Yola çıkıyorsunuz.. Sabahın ilk ışıklarına kadar çalıştınız, hazırlıklarınızı gözden geçirdiniz.. Yağışlı bir hava, erkenden havaalanına yetişmeniz gerek. İlk uçakla giderseniz ihaleye ancak yetişebileceksiniz. Onun için uçağı kaçırmamanız gerek.. Arkadaşlarınız havaalanında sizi bekliyorlar..

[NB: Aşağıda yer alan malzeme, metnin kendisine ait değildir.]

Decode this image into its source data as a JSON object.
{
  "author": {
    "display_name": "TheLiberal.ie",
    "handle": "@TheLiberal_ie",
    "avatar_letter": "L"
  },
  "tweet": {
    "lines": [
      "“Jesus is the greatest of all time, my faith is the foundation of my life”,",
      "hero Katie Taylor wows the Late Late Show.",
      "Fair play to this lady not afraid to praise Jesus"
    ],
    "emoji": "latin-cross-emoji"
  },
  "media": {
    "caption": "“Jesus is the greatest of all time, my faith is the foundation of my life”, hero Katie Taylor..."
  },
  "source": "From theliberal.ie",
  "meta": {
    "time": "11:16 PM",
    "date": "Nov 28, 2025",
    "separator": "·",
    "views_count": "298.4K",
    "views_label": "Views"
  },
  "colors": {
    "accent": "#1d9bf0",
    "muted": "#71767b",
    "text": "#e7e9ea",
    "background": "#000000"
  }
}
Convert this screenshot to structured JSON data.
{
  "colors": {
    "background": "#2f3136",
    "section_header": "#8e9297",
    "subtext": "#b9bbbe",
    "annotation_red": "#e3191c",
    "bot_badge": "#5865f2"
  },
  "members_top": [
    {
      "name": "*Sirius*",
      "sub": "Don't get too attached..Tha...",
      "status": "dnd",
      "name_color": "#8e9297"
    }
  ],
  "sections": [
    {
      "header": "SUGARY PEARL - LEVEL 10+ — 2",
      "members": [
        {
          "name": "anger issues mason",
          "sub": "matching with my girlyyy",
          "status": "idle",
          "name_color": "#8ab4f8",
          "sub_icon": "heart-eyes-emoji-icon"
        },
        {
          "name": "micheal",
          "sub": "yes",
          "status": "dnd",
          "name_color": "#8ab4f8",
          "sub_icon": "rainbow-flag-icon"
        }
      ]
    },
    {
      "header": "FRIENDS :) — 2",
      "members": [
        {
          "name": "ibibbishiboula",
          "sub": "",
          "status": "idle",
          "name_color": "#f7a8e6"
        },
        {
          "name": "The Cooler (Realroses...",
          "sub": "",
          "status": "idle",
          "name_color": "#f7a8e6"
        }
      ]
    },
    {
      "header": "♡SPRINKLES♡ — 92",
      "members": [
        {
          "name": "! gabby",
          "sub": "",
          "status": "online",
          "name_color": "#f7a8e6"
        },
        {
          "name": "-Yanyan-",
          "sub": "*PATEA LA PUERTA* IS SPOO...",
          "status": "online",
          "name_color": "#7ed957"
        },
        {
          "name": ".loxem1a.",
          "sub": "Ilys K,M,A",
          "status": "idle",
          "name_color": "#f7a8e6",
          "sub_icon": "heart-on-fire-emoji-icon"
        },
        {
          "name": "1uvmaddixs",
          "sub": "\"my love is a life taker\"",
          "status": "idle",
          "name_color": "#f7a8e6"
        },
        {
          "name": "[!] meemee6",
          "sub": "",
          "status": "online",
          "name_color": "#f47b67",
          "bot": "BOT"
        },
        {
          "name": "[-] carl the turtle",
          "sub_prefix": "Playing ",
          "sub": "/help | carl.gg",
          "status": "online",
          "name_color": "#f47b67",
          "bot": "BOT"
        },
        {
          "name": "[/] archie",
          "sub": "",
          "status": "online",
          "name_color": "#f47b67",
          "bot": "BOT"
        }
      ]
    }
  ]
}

Havaalanına doğru giderken, yolda bir arkadaşınızı görüyorsunuz. Yağmurda otobüs bekliyor. Onu almak için arabanızı sağa çekiyorsunuz.. Tam o sırada beklenmeyen bir şey oluyor. Yol kenarındaki bir şişe arabanızın lastiğine saplanıyor.. O şekilde yola devam edemezsiniz. Arkadaşınızı unutuyorsunuz.. Lastiği değiştirecek zaman yok.. Yoldan geçen arabaların hiç biri durmuyor.. Hatta onların serptiği sularla üstünüz başınız berbat oluyor.. Bir arkadaşınıza iyilik etmek isterken sizin için bir felakete dönüyor bu merhamet duygusu..
Yoksa bu adam, şeytanın işbirlikçisi olabilir mi? Sizi mahvetmek, yapmayı düşündüğünüz hayırları engellemek isteyen biri.. Bu uğursuzluk sizin için tam bir felakete dönüşürken, bir başka dostunuz sizi görüp arabası ile yanaşıyor ve sizi alıyor.. Havaalanına doğru yola çıkıyorsunuz, o yolda kalan arkadaşınızı gözünüzün gördüğü yok.

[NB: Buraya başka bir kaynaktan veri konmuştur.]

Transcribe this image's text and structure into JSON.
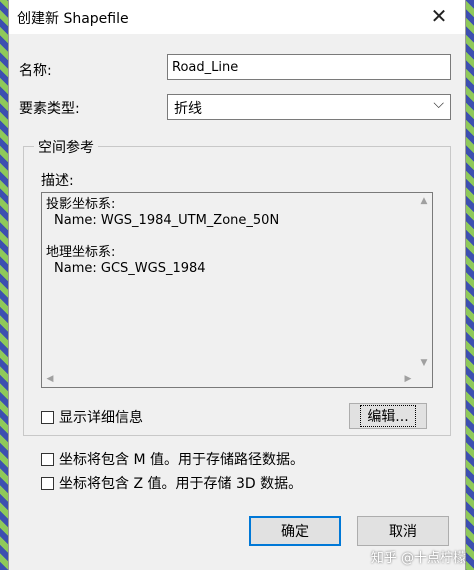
{
  "window": {
    "title": "创建新 Shapefile",
    "close_glyph": "✕"
  },
  "form": {
    "name_label": "名称:",
    "name_value": "Road_Line",
    "feature_type_label": "要素类型:",
    "feature_type_value": "折线"
  },
  "spatial_reference": {
    "group_title": "空间参考",
    "description_label": "描述:",
    "projected_heading": "投影坐标系:",
    "projected_name": "Name: WGS_1984_UTM_Zone_50N",
    "geographic_heading": "地理坐标系:",
    "geographic_name": "Name: GCS_WGS_1984",
    "show_details_label": "显示详细信息",
    "edit_button": "编辑..."
  },
  "options": {
    "m_values_label": "坐标将包含 M 值。用于存储路径数据。",
    "z_values_label": "坐标将包含 Z 值。用于存储 3D 数据。"
  },
  "buttons": {
    "ok": "确定",
    "cancel": "取消"
  },
  "watermark": "知乎 @十点柠檬"
}
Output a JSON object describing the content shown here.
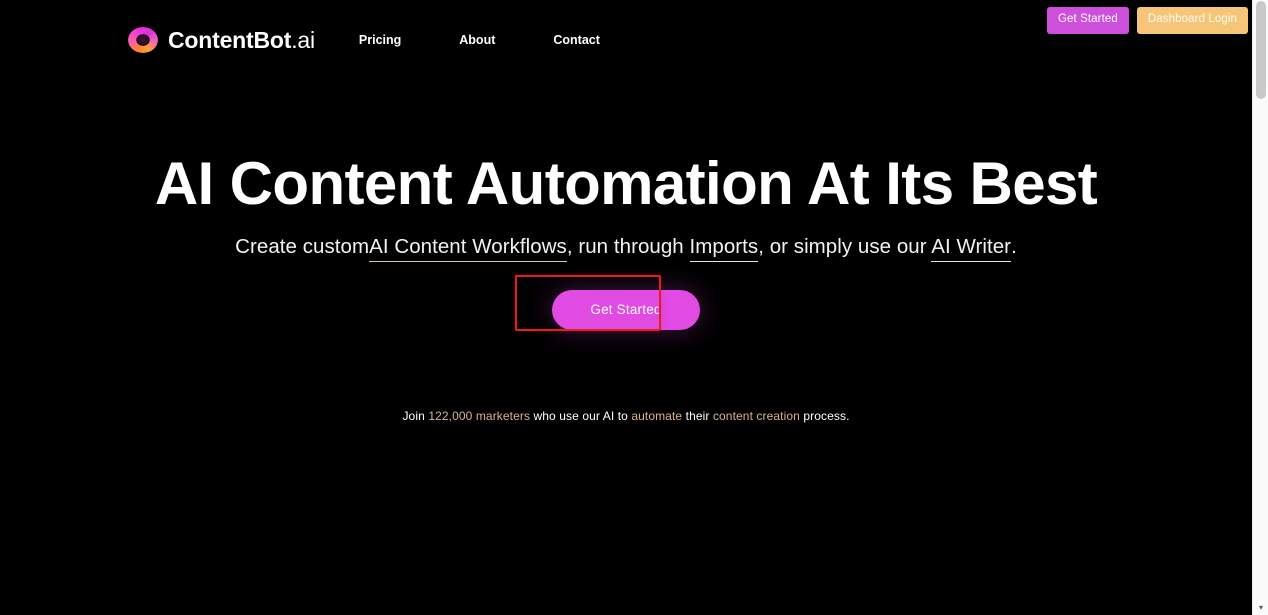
{
  "colors": {
    "background": "#000000",
    "accent_magenta": "#e24ae4",
    "accent_magenta_dark": "#cf4fdd",
    "accent_gold": "#f7c577",
    "accent_warm_text": "#d7b393",
    "annotation_red": "#e02020",
    "text_primary": "#ffffff"
  },
  "top_utility": {
    "get_started_label": "Get Started",
    "dashboard_login_label": "Dashboard Login"
  },
  "navbar": {
    "brand": {
      "name": "ContentBot",
      "suffix": ".ai",
      "logo_icon": "ring-gradient-icon"
    },
    "links": [
      {
        "label": "Pricing"
      },
      {
        "label": "About"
      },
      {
        "label": "Contact"
      }
    ]
  },
  "hero": {
    "title": "AI Content Automation At Its Best",
    "subheading": {
      "lead": "Create custom",
      "link_1": "AI Content Workflows",
      "mid_1": ", run through ",
      "link_2": "Imports",
      "mid_2": ", or simply use our ",
      "link_3": "AI Writer",
      "tail": "."
    },
    "cta_label": "Get Started",
    "social_proof": {
      "part_1": "Join ",
      "count_phrase": "122,000 marketers",
      "part_2": " who use our AI to ",
      "accent_2": "automate",
      "part_3": " their ",
      "accent_3": "content creation",
      "part_4": " process."
    }
  },
  "scrollbar": {
    "down_arrow_icon": "chevron-down-icon",
    "arrow_glyph": "▾"
  }
}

Fakat trafik berbat.. Havaalanına vardığınızda uçak kapılarını kapatmış..
Bir anda bütün hayalleriniz yıkılıyor.. Çaresiz bir şekilde ortada kalakalıyorsunuz..
Yapacak bir şey yok. Arkadaşlarınızı arıyorsunuz.. İhaleye katılamayacaksınız..
Eve geri dönmeniz gerek.. Bir taksiye biniyorsunuz. Suratınızdan düşen bin parça.. Hep yolda gördüğünüz ve almak için yanaşırken tekerinizin patlamasına sebep olan o adamı düşünüyorsunuz. Hepsi onun yüzünden..
Eve yaklaştığınızda taksinin radyosundan son dakika haberi geçiyor.. Binmesi gereken uçak düşmüştür.. Birden gergin haliniz bir rahatlamaya dönüyor. Evet, havaalanına yetişse, o uçağa binse idi, şimdi o da hayatta olmayacaktı.. O ihale yine alınamayacaktı..
Yolda, yağmur altında otobüs bekleyen arkadaşınız geliyor aklınıza. O sakın Hızır’ın arkadaşı olmasın.. Sizi bir felaketten kurtarmak için bir vesile olmuştu o..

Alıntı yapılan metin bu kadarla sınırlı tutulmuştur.